Recurrent GBS disease is uncommon and poorly described, though appears to occur among 2–3% of infants with any invasive GBS disease. This phenomenon most frequently manifests as LOGBS in both the initial and the recurrent episodes, and most commonly affects preterm infants^14,33,55. Recurrent GBS disease may occur in the setting of recrudescence of the original GBS serotype in a colonized infant; most studies of recurrent disease find identical GBS strains in each episode of disease^55,56. In one study of 21 infected infants and their 20 mothers, oropharyngeal and gastrointestinal GBS colonization was present in half of the infants at the completion of appropriate intravenous antibiotic therapy. Rifampin was administered to infants with persistent colonization and to their mothers, but this treatment failed to eradicate colonization in the majority of the dyads⁵⁷. The association of GBS-positive breast milk with recurrent GBS disease is controversial. In a case series of 48 LOGBS cases associated with GBS-positive breast milk, 35% of cases were recurrent³⁸. However, breast milk is also an important source of protection from neonatal GBS disease (via maternal serotype-specific GBS antibodies, if present), and it is unclear whether GBS-positive breast milk causes LOGBS or if it merely reflects a site of maternal colonization⁴⁹. Horizontal transmission may account for episodes of recurrent disease with discordant GBS serotypes^14,55. Immature adaptive immune responses reducing neonatal GBS antibody production may also compound susceptibility to recurrent infection.

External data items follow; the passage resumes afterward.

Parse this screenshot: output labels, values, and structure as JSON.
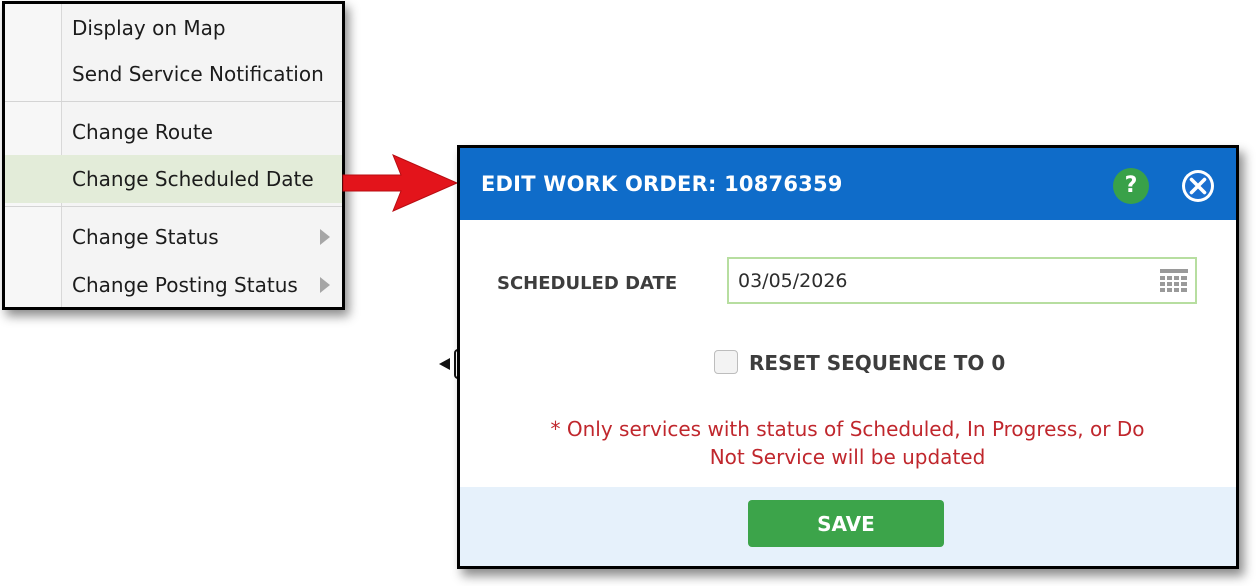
{
  "context_menu": {
    "items": [
      {
        "label": "Display on Map"
      },
      {
        "label": "Send Service Notification"
      },
      {
        "label": "Change Route"
      },
      {
        "label": "Change Scheduled Date",
        "highlighted": true
      },
      {
        "label": "Change Status",
        "has_submenu": true
      },
      {
        "label": "Change Posting Status",
        "has_submenu": true
      }
    ],
    "highlight_color": "#e3ecd9"
  },
  "annotation": {
    "arrow_color": "#e3141b",
    "icon": "red-arrow-icon"
  },
  "dialog": {
    "title": "EDIT WORK ORDER: 10876359",
    "header_color": "#0f6cc9",
    "help_icon": "?",
    "close_icon": "close-icon",
    "scheduled_date_label": "SCHEDULED DATE",
    "scheduled_date_value": "03/05/2026",
    "reset_sequence_label": "RESET SEQUENCE TO 0",
    "reset_sequence_checked": false,
    "notice_line1": "* Only services with status of Scheduled, In Progress, or Do",
    "notice_line2": "Not Service will be updated",
    "notice_color": "#c0272d",
    "save_label": "SAVE",
    "save_color": "#3ca44a"
  }
}
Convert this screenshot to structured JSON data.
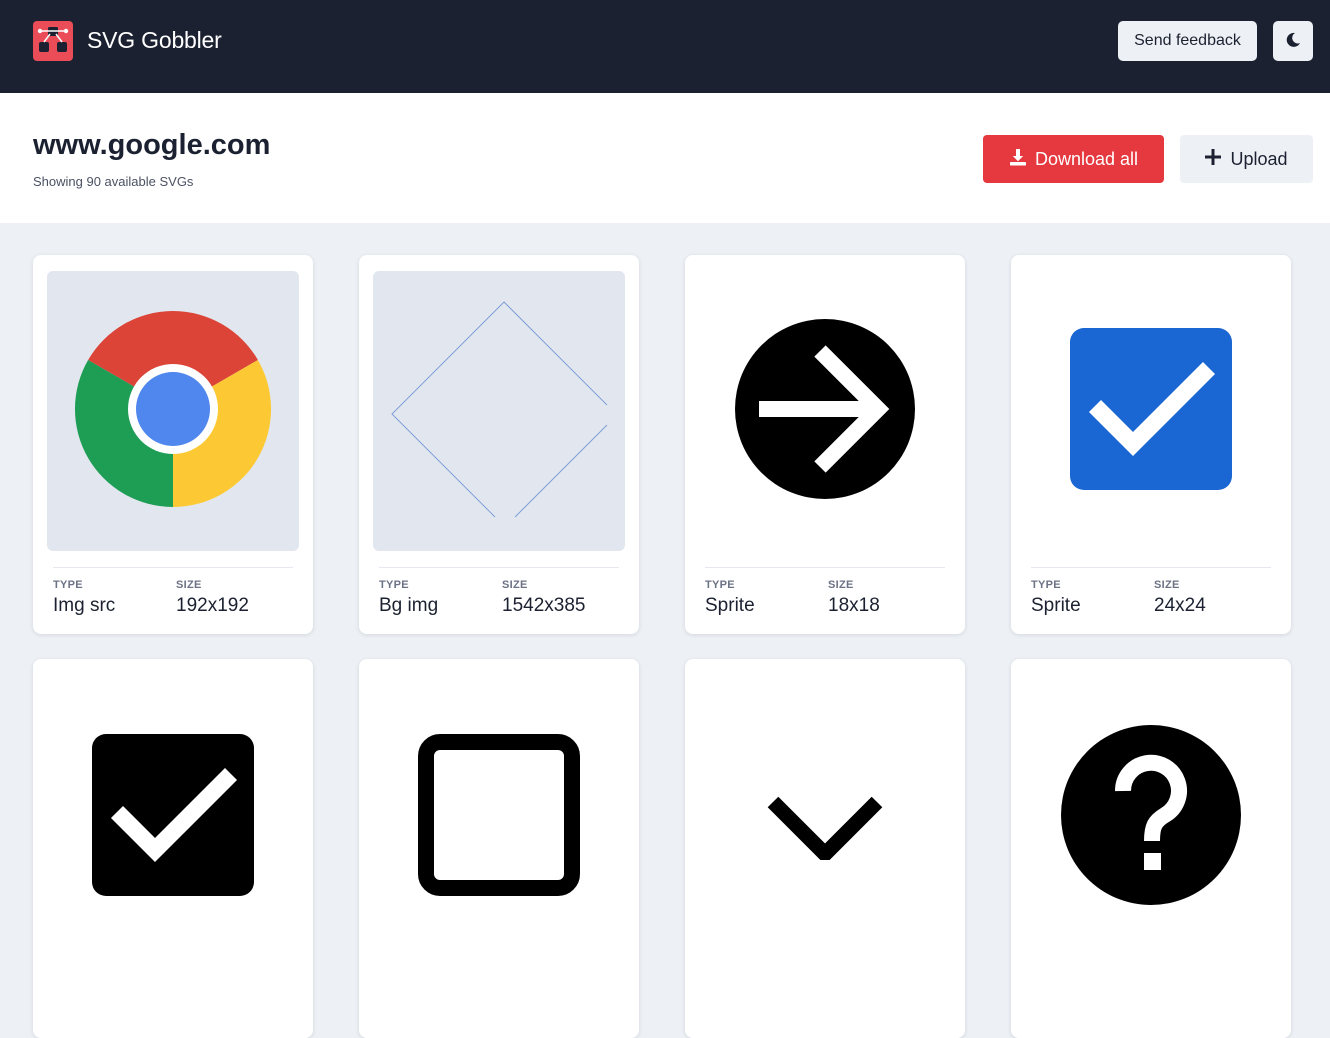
{
  "app": {
    "title": "SVG Gobbler",
    "feedback_label": "Send feedback",
    "theme_icon": "moon-icon",
    "logo_icon": "svg-gobbler-logo-icon"
  },
  "header": {
    "domain": "www.google.com",
    "subtitle": "Showing 90 available SVGs",
    "download_label": "Download all",
    "upload_label": "Upload"
  },
  "colors": {
    "topbar": "#1b2130",
    "accent": "#e5383f",
    "logo": "#ea4d57",
    "page_bg": "#edf1f5"
  },
  "meta_labels": {
    "type": "TYPE",
    "size": "SIZE"
  },
  "cards": [
    {
      "icon": "chrome-logo-icon",
      "type": "Img src",
      "size": "192x192"
    },
    {
      "icon": "diamond-outline-icon",
      "type": "Bg img",
      "size": "1542x385"
    },
    {
      "icon": "arrow-circle-right-icon",
      "type": "Sprite",
      "size": "18x18"
    },
    {
      "icon": "blue-checkbox-icon",
      "type": "Sprite",
      "size": "24x24"
    },
    {
      "icon": "black-checkbox-icon"
    },
    {
      "icon": "square-outline-icon"
    },
    {
      "icon": "chevron-down-icon"
    },
    {
      "icon": "help-circle-icon"
    }
  ]
}
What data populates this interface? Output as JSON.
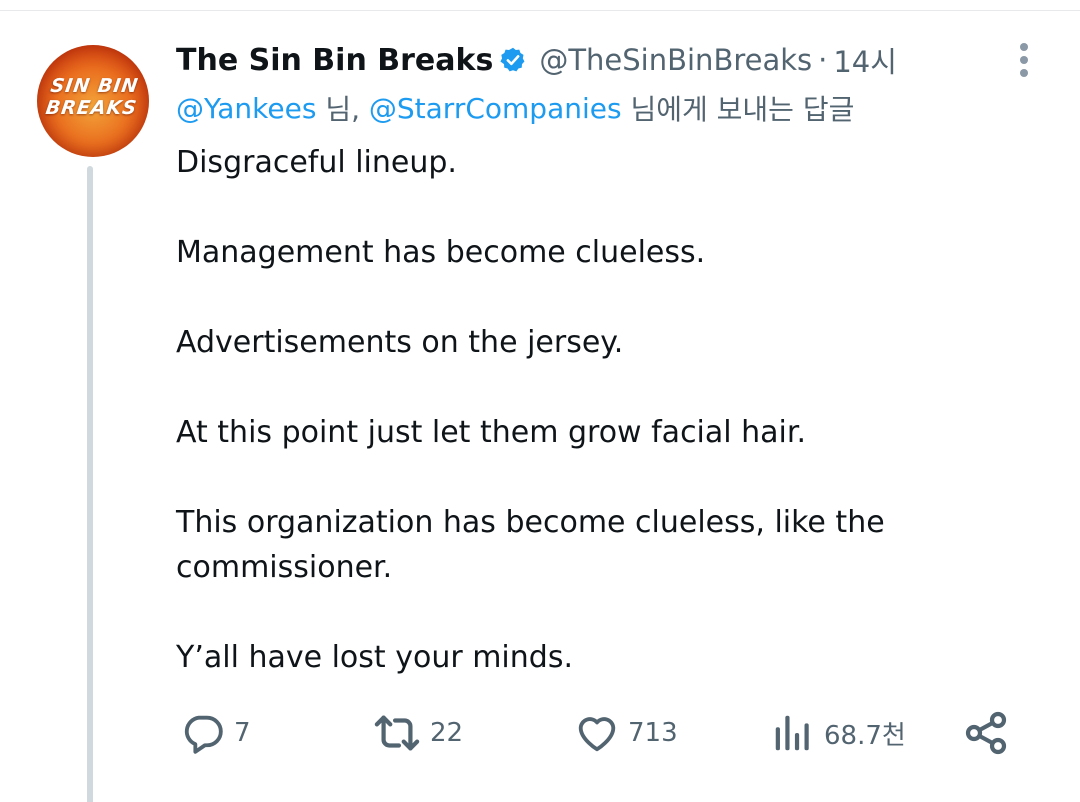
{
  "author": {
    "display_name": "The Sin Bin Breaks",
    "handle": "@TheSinBinBreaks",
    "separator": "·",
    "time": "14시",
    "avatar_line1": "SIN BIN",
    "avatar_line2": "BREAKS",
    "verified_icon": "verified-badge-icon"
  },
  "reply_to": {
    "mention1": "@Yankees",
    "sep1": " 님, ",
    "mention2": "@StarrCompanies",
    "suffix": " 님에게 보내는 답글"
  },
  "tweet": {
    "paragraphs": [
      "Disgraceful lineup.",
      "Management has become clueless.",
      "Advertisements on the jersey.",
      "At this point just let them grow facial hair.",
      "This organization has become clueless, like the commissioner.",
      "Y’all have lost your minds."
    ]
  },
  "actions": {
    "reply_count": "7",
    "retweet_count": "22",
    "like_count": "713",
    "views_count": "68.7천"
  },
  "colors": {
    "accent": "#1d9bf0",
    "secondary_text": "#536471",
    "primary_text": "#0f1419",
    "thread_line": "#cfd9de"
  }
}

Very Late-Onset GBS Disease

“Very late-onset” GBS disease in infancy presents on or after day 90 of age. Very-late onset GBS disease accounts for 10–25% of all GBS cases presenting after 7 days of age^34,54,58. Median ages at presentation are 115 days (range 91–226 days)⁵⁴ and 118 days (interquartile range 98–790 days)³⁴. Similar to LOGBS, bacteremia and meningitis are the primary clinical disease manifestations. Preterm birth is a consistent risk factor^{14,54,58–60}. A national surveillance study of 242 late-onset GBS meningitis cases in France identified a significantly higher prevalence of infants born <32 weeks gestation among infants with very late-onset disease (32%) compared to late-onset disease (7%)⁵⁴. The vulnerability of very preterm infants may be related to reduced exposure to protective, transplacentally-acquired GBS-specific antibodies as well as to prolonged immature innate immune responses. Innate or acquired immunodeficiency is also reported in the setting of very late-onset GBS disease, including hypogammaglobulinemia, symptomatic HIV infection, and immunosuppression following organ transplant^14,34,59.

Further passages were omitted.